4 Cold, Hard Truths in Your First Nurse Practitioner Job

The excitement of graduating from your NP program and eager anticipation of starting your first nurse practitioner job (i.e. finally getting a paycheck!), probably have you feeling like you're in a pretty good spot. And, you are. Congratulations on this step in your career are certainly in order. Personally, once I actually started my job, things took a turn for the worse. I found that starting my first NP job was an eye-opening reality check. 

There was a significant disconnect between my life as a NP student where I was precepted in the clinical setting and my actual work as a nurse practitioner. This disconnect was unexpected and caused stress, anxiety and overall job dissatisfaction in my first year of practice. As I talk with other new grads, I find that many share sentiments similar to my own. Why this anxiety-provoking, stress-inducing, job-loathing among new nurse practitioners?

There are a few cold, hard truths about employment as a healthcare provider you may have been shielded from as a student in clinical rotations.

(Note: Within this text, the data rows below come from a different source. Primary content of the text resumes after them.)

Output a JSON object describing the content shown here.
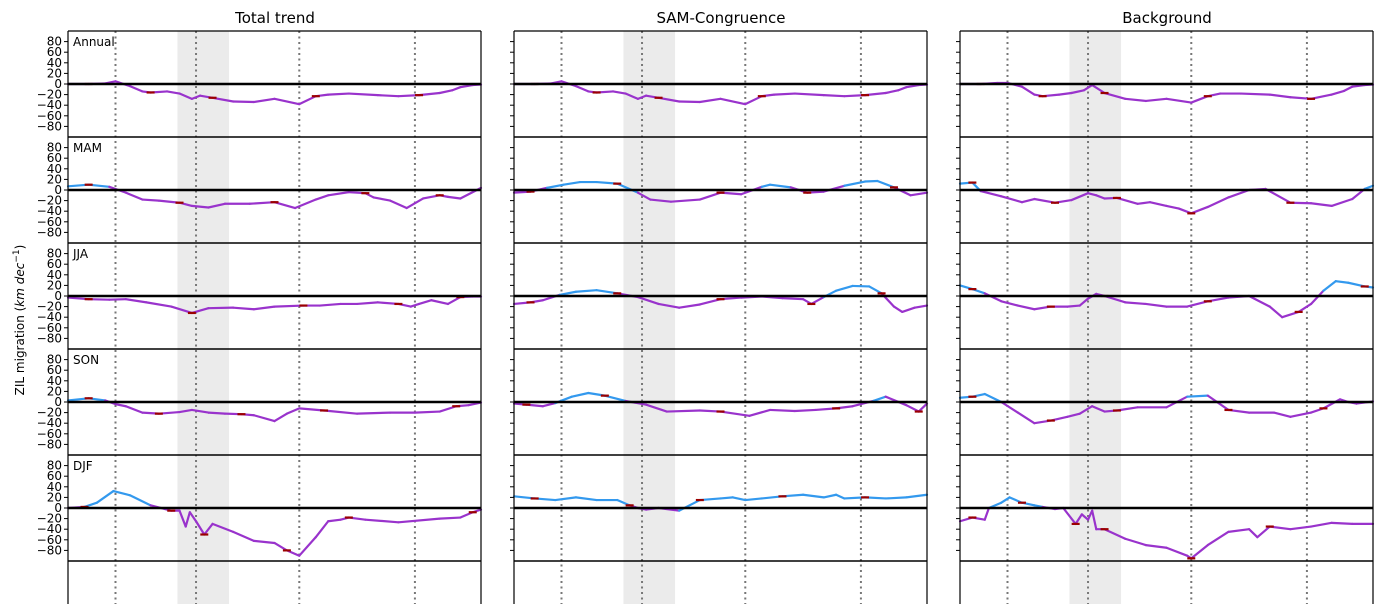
{
  "chart_data": {
    "type": "line",
    "columns": [
      "Total trend",
      "SAM-Congruence",
      "Background"
    ],
    "seasons": [
      "Annual",
      "MAM",
      "JJA",
      "SON",
      "DJF"
    ],
    "ylabel_main": "ZIL migration (",
    "ylabel_unit": "km dec",
    "ylabel_exp": "−1",
    "ylabel_close": ")",
    "ylim": [
      -100,
      100
    ],
    "yticks": [
      80,
      60,
      40,
      20,
      0,
      -20,
      -40,
      -60,
      -80
    ],
    "ytick_labels": [
      "80",
      "60",
      "40",
      "20",
      "0",
      "−20",
      "−40",
      "−60",
      "−80"
    ],
    "xlim": [
      0,
      100
    ],
    "vlines": [
      11.5,
      31,
      56,
      84
    ],
    "shade": [
      26.5,
      39
    ],
    "colors": {
      "blue": "#3399ee",
      "purple": "#9933cc",
      "red": "#9b0000"
    },
    "series": [
      [
        {
          "x": [
            0,
            5,
            9,
            11.5,
            15,
            18,
            20,
            24,
            27,
            30,
            32,
            35,
            40,
            45,
            50,
            56,
            60,
            63,
            68,
            75,
            80,
            85,
            90,
            93,
            95,
            98,
            100
          ],
          "y": [
            0,
            0,
            1,
            5,
            -4,
            -14,
            -16,
            -14,
            -18,
            -28,
            -22,
            -26,
            -33,
            -34,
            -28,
            -38,
            -23,
            -20,
            -18,
            -21,
            -23,
            -21,
            -17,
            -12,
            -6,
            -2,
            -1
          ]
        },
        {
          "x": [
            0,
            5,
            9,
            11.5,
            15,
            18,
            20,
            24,
            27,
            30,
            32,
            35,
            40,
            45,
            50,
            56,
            60,
            63,
            68,
            75,
            80,
            85,
            90,
            93,
            95,
            98,
            100
          ],
          "y": [
            0,
            0,
            1,
            5,
            -4,
            -14,
            -16,
            -14,
            -18,
            -28,
            -22,
            -26,
            -33,
            -34,
            -28,
            -38,
            -23,
            -20,
            -18,
            -21,
            -23,
            -21,
            -17,
            -12,
            -6,
            -2,
            -1
          ]
        },
        {
          "x": [
            0,
            5,
            9,
            11.5,
            15,
            18,
            20,
            24,
            27,
            30,
            32,
            35,
            40,
            45,
            50,
            56,
            60,
            63,
            68,
            75,
            80,
            85,
            90,
            93,
            95,
            98,
            100
          ],
          "y": [
            0,
            0,
            2,
            2,
            -5,
            -20,
            -23,
            -20,
            -17,
            -12,
            -2,
            -17,
            -28,
            -32,
            -28,
            -35,
            -23,
            -18,
            -18,
            -20,
            -25,
            -28,
            -20,
            -13,
            -5,
            -2,
            -1
          ]
        }
      ],
      [
        {
          "x": [
            0,
            5,
            10,
            14,
            18,
            22,
            27,
            30,
            34,
            38,
            44,
            50,
            55,
            60,
            63,
            68,
            72,
            74,
            78,
            82,
            86,
            90,
            92,
            95,
            100
          ],
          "y": [
            7,
            10,
            6,
            -5,
            -18,
            -20,
            -24,
            -30,
            -33,
            -26,
            -26,
            -23,
            -34,
            -18,
            -10,
            -4,
            -6,
            -14,
            -20,
            -34,
            -16,
            -10,
            -13,
            -16,
            4
          ]
        },
        {
          "x": [
            0,
            4,
            8,
            12,
            16,
            20,
            25,
            30,
            33,
            38,
            45,
            50,
            55,
            60,
            62,
            67,
            71,
            75,
            80,
            85,
            88,
            92,
            96,
            100
          ],
          "y": [
            -5,
            -3,
            4,
            10,
            15,
            15,
            12,
            -5,
            -18,
            -22,
            -18,
            -5,
            -8,
            6,
            10,
            5,
            -5,
            -3,
            8,
            16,
            17,
            5,
            -10,
            -5
          ]
        },
        {
          "x": [
            0,
            3,
            5,
            10,
            15,
            18,
            23,
            27,
            31,
            33,
            35,
            38,
            43,
            46,
            50,
            53,
            56,
            60,
            65,
            70,
            74,
            80,
            85,
            90,
            95,
            98,
            100
          ],
          "y": [
            12,
            14,
            -2,
            -12,
            -23,
            -17,
            -24,
            -19,
            -6,
            -10,
            -16,
            -15,
            -26,
            -23,
            -30,
            -35,
            -44,
            -32,
            -14,
            0,
            2,
            -24,
            -25,
            -30,
            -17,
            2,
            8
          ]
        }
      ],
      [
        {
          "x": [
            0,
            5,
            10,
            14,
            19,
            25,
            30,
            34,
            40,
            45,
            50,
            57,
            61,
            66,
            70,
            75,
            80,
            83,
            85,
            88,
            92,
            95,
            98,
            100
          ],
          "y": [
            -3,
            -6,
            -7,
            -6,
            -12,
            -20,
            -32,
            -23,
            -22,
            -25,
            -20,
            -18,
            -18,
            -15,
            -15,
            -12,
            -15,
            -20,
            -15,
            -8,
            -15,
            -2,
            -1,
            -1
          ]
        },
        {
          "x": [
            0,
            4,
            7,
            11,
            15,
            20,
            25,
            30,
            35,
            40,
            45,
            50,
            55,
            60,
            65,
            70,
            72,
            75,
            78,
            82,
            86,
            89,
            92,
            94,
            97,
            100
          ],
          "y": [
            -15,
            -12,
            -8,
            2,
            8,
            11,
            5,
            -2,
            -15,
            -22,
            -16,
            -6,
            -3,
            -1,
            -4,
            -6,
            -15,
            -2,
            10,
            19,
            18,
            5,
            -20,
            -30,
            -22,
            -18
          ]
        },
        {
          "x": [
            0,
            3,
            6,
            10,
            14,
            18,
            22,
            26,
            29,
            31,
            33,
            35,
            40,
            45,
            50,
            55,
            60,
            65,
            70,
            75,
            78,
            82,
            85,
            88,
            91,
            94,
            98,
            100
          ],
          "y": [
            20,
            13,
            5,
            -10,
            -18,
            -25,
            -20,
            -20,
            -18,
            -5,
            4,
            0,
            -12,
            -15,
            -20,
            -20,
            -10,
            -3,
            0,
            -20,
            -40,
            -30,
            -15,
            10,
            28,
            25,
            18,
            16
          ]
        }
      ],
      [
        {
          "x": [
            0,
            5,
            9,
            11.5,
            14,
            18,
            22,
            27,
            30,
            34,
            38,
            42,
            45,
            50,
            53,
            56,
            62,
            70,
            78,
            84,
            90,
            94,
            97,
            100
          ],
          "y": [
            3,
            7,
            3,
            -4,
            -8,
            -20,
            -22,
            -19,
            -15,
            -20,
            -22,
            -23,
            -25,
            -36,
            -22,
            -12,
            -16,
            -22,
            -20,
            -20,
            -18,
            -8,
            -6,
            -1
          ]
        },
        {
          "x": [
            0,
            3,
            7,
            10,
            14,
            18,
            22,
            27,
            32,
            37,
            45,
            50,
            57,
            62,
            68,
            73,
            78,
            82,
            87,
            90,
            95,
            98,
            100
          ],
          "y": [
            -3,
            -5,
            -8,
            -2,
            10,
            17,
            12,
            2,
            -5,
            -18,
            -16,
            -18,
            -26,
            -15,
            -17,
            -15,
            -12,
            -8,
            2,
            10,
            -6,
            -18,
            -3
          ]
        },
        {
          "x": [
            0,
            3,
            6,
            10,
            14,
            18,
            22,
            26,
            29,
            32,
            35,
            38,
            43,
            50,
            55,
            60,
            65,
            70,
            76,
            80,
            85,
            88,
            92,
            94,
            96,
            100
          ],
          "y": [
            8,
            10,
            15,
            0,
            -20,
            -40,
            -35,
            -28,
            -22,
            -8,
            -18,
            -16,
            -10,
            -10,
            10,
            12,
            -15,
            -20,
            -20,
            -28,
            -20,
            -12,
            5,
            0,
            -3,
            1
          ]
        }
      ],
      [
        {
          "x": [
            0,
            4,
            7,
            11,
            15,
            20,
            25,
            27,
            28.5,
            29.5,
            31,
            33,
            35,
            40,
            45,
            50,
            53,
            56,
            60,
            63,
            66,
            68,
            72,
            80,
            90,
            95,
            98,
            100
          ],
          "y": [
            0,
            2,
            10,
            32,
            24,
            5,
            -5,
            -5,
            -35,
            -8,
            -25,
            -50,
            -30,
            -45,
            -62,
            -66,
            -80,
            -90,
            -55,
            -25,
            -22,
            -18,
            -22,
            -27,
            -20,
            -18,
            -8,
            -3
          ]
        },
        {
          "x": [
            0,
            5,
            10,
            15,
            20,
            25,
            28,
            30,
            32,
            35,
            40,
            45,
            50,
            53,
            56,
            60,
            65,
            70,
            75,
            78,
            80,
            85,
            90,
            95,
            100
          ],
          "y": [
            22,
            18,
            15,
            20,
            15,
            15,
            5,
            0,
            -3,
            0,
            -5,
            15,
            18,
            20,
            15,
            18,
            22,
            25,
            20,
            25,
            18,
            20,
            18,
            20,
            25
          ]
        },
        {
          "x": [
            0,
            3,
            6,
            7,
            10,
            12,
            15,
            18,
            20,
            23,
            25,
            28,
            29.5,
            31,
            32,
            33,
            35,
            40,
            45,
            50,
            55,
            56,
            60,
            65,
            70,
            72,
            75,
            80,
            85,
            90,
            95,
            100
          ],
          "y": [
            -25,
            -18,
            -22,
            0,
            10,
            20,
            10,
            5,
            2,
            -2,
            0,
            -30,
            -12,
            -22,
            -5,
            -40,
            -40,
            -58,
            -70,
            -75,
            -90,
            -95,
            -70,
            -45,
            -40,
            -55,
            -35,
            -40,
            -35,
            -28,
            -30,
            -30
          ]
        }
      ]
    ]
  }
}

Or, even if you were aware of these challenges, the realities of managing them on your own have yet to hit home. So, if you're starting your first nurse practitioner job, be aware of this: You are no longer a student, you are an employee. Let's look at how this plays out in practice.

1. Education Disparity

The cold, hard truth: You aren't being paid to learn, you're being paid to treat patients

Many nurse practitioners approach their first job out of school as more of a learning experience. They expect an employer to understand that there's a transitional period from when one graduates NP school to becoming proficient in practice. New grad NPs expect support from colleagues and mentorship from other experienced providers. Employers, however, expect that you'll show up ready to work. After all, you aren't being paid to learn, you're being paid to treat patients

Employers vary in their tolerance level, understanding and support of the new grad learning curve, but the bottomline is ultimately the same. You've been hired to treat patients and you will learn a lot doing so, but your role is not as an education charity project. 

2. Standards for Success 

The cold, hard truth: If you're not seeing enough patients to generate enough revenue to cover your salary, overhead, and generate a profit, you're not providing value to your employer.

Nurse practitioners often graduate with an idealistic attitude. We spend years learning how to promote health, treat and prevent disease from a textbook-perfect standpoint and receive close attention from a preceptor when training in the clinical setting. The standard by which we're measured is how much we learn - a personally and professionally fulfilling activity. Once we enter the employment setting, the standards for success change. Our success is measured by dollars and cents. 

Patient outcomes are important. Patient satisfaction is important. Employers don't deny these truths. But, when it comes down to it, you need to carry your own weight in practice. If you're not seeing enough patients to generate enough revenue to cover your salary, overhead, and generate a profit, you're not providing value to your employer. Metrics of success are created accordingly. Your employer will likely be more concerned with your ability to maintain high patient volumes, shorten patient visits and bill for services rendered than your ability to teach patients about a healthy lifestyle. 

3. Level of Support

The cold, hard truth: Your colleagues are not being paid to mentor you; they may even be disincentivized from helping you. 

Nurse practitioner school is overall a pretty collegial environment. Even if you thought your preceptorship was lacking, that individual did volunteer willingly for little or no pay to take the time to teach you. Your professors are invested in your success and your NP program has every interest in you passing the nurse practitioner certification exam with flying colors. The scene changes when you start your first nurse practitioner job. 

In most practices, your colleagues are not being paid to mentor and train you. In fact, other providers in your practice are also measured by productivity metrics, so helping you out may even be a disincentive for the other providers in your practice. Taking the time to answer one of your questions means working more slowly. In practices that compensate based on productivity, helping you out may even negatively impact your coworker's paycheck. 

The good news? In most practices where I've worked, there have been a few kind souls who've helped me out. But, the response to my new-to-practice needs were not as overwhelmingly positive as I'd hoped. 

4. Practice is More Than Patient Care 

The cold, hard truth: Clinical practice isn't just about seeing patients, it's also about navigating paperwork.

Ugh. Paperwork. While I was aware of the paperwork associated with patient care as a nurse practitioner student, I hadn't yet felt the pain of being the one responsible for filtering through the stack of documents on a daily basis. From routine documentation to responding to patient requests and complying with the latest Medicare reporting guidelines, there's a lot to contend with day-to-day as a nurse practitioner. Face time with patients may not even comprise the majority of your day. These often bureaucratic, or at least mundane, tasks become draining and frustrating, especially as a new graduate. When you're a new nurse practitioner, patient care itself seems challenging and time consuming enough. Add on the extras that go along with the job and you may find yourself burnt out. 

What have you struggled with in your first year as a nurse practitioner?